This week at a House Judiciary Committee hearing, Congressional Black Caucus chairman Rep. Cedric Richmond (D-LA) accused his colleague Rep. Steve King (R-IA) of “white privilege” during a heated exchange.
When King compared the violent death rate in El Salvador to the homicide rate in New Orleans after Hurricane Katrina, Richmond expressed his displeasure.
Richmond said, “We’re going to lose all civility in this committee if he thinks it’s appropriate to compare New Orleans to Guatemala.”
Judiciary Committee chairman Bob Goodlatte (R-VA) tried to calm the situation by saying, “The gentleman from Iowa has the right to make a statistical comparison between two locations.”
Richmond continued, “You are comparing the people in the location—that would be like me comparing him to somebody in the Klan. I don’t have the basis to do that.”
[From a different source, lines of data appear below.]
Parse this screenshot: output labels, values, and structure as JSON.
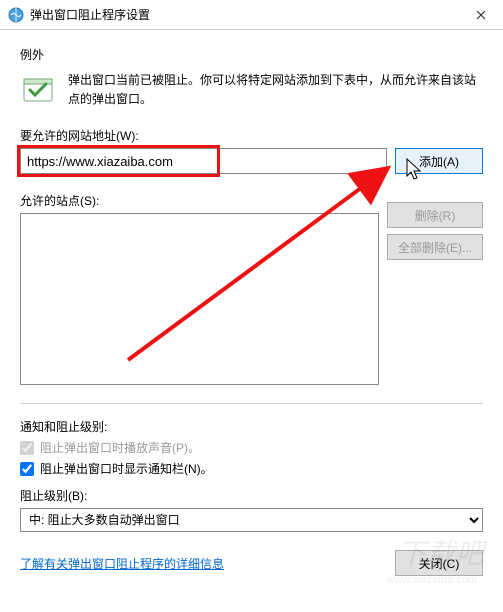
{
  "titlebar": {
    "title": "弹出窗口阻止程序设置"
  },
  "exception": {
    "heading": "例外",
    "text": "弹出窗口当前已被阻止。你可以将特定网站添加到下表中，从而允许来自该站点的弹出窗口。"
  },
  "url_field": {
    "label": "要允许的网站地址(W):",
    "value": "https://www.xiazaiba.com"
  },
  "buttons": {
    "add": "添加(A)",
    "remove": "删除(R)",
    "remove_all": "全部删除(E)...",
    "close": "关闭(C)"
  },
  "allowed": {
    "label": "允许的站点(S):"
  },
  "notify": {
    "heading": "通知和阻止级别:",
    "sound": "阻止弹出窗口时播放声音(P)。",
    "bar": "阻止弹出窗口时显示通知栏(N)。"
  },
  "level": {
    "label": "阻止级别(B):",
    "selected": "中: 阻止大多数自动弹出窗口"
  },
  "link": {
    "text": "了解有关弹出窗口阻止程序的详细信息"
  },
  "watermark": {
    "main": "下载吧",
    "sub": "www.xiazaiba.com"
  }
}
Richmond then raised his voice as he said, “I am not going to sit here and let him do that to the people I love, and the people I respect and—I live in New Orleans. If the gentleman persists on it, then let’s go in the back and have the conversation about New Orleans. But I am not going to sit here and do this. If it takes walking across over there, then I’m prepared to do that, too. But It’s not appropriate. It’s insensitive. And it’s nothing more than traditional white privilege of ‘let me criticize a minority city.’ Now take it how you want. I’m telling you how I feel.”
Goodlatte said Richmond is entitled to his feelings but so is King.
King said, “I would suggest that if the gentleman can’t participate in an open discussion on this, it might be better for one of us, that would be particularly you, the gentleman from Louisiana, to remove himself from the room if he can’t restrain himself.”
Goodlatte told King, “That remark is not appropriate.”
King resumed by saying, “I will go back to the data. I will not be intimidated by this kind of thing. It’s important that we look at data.”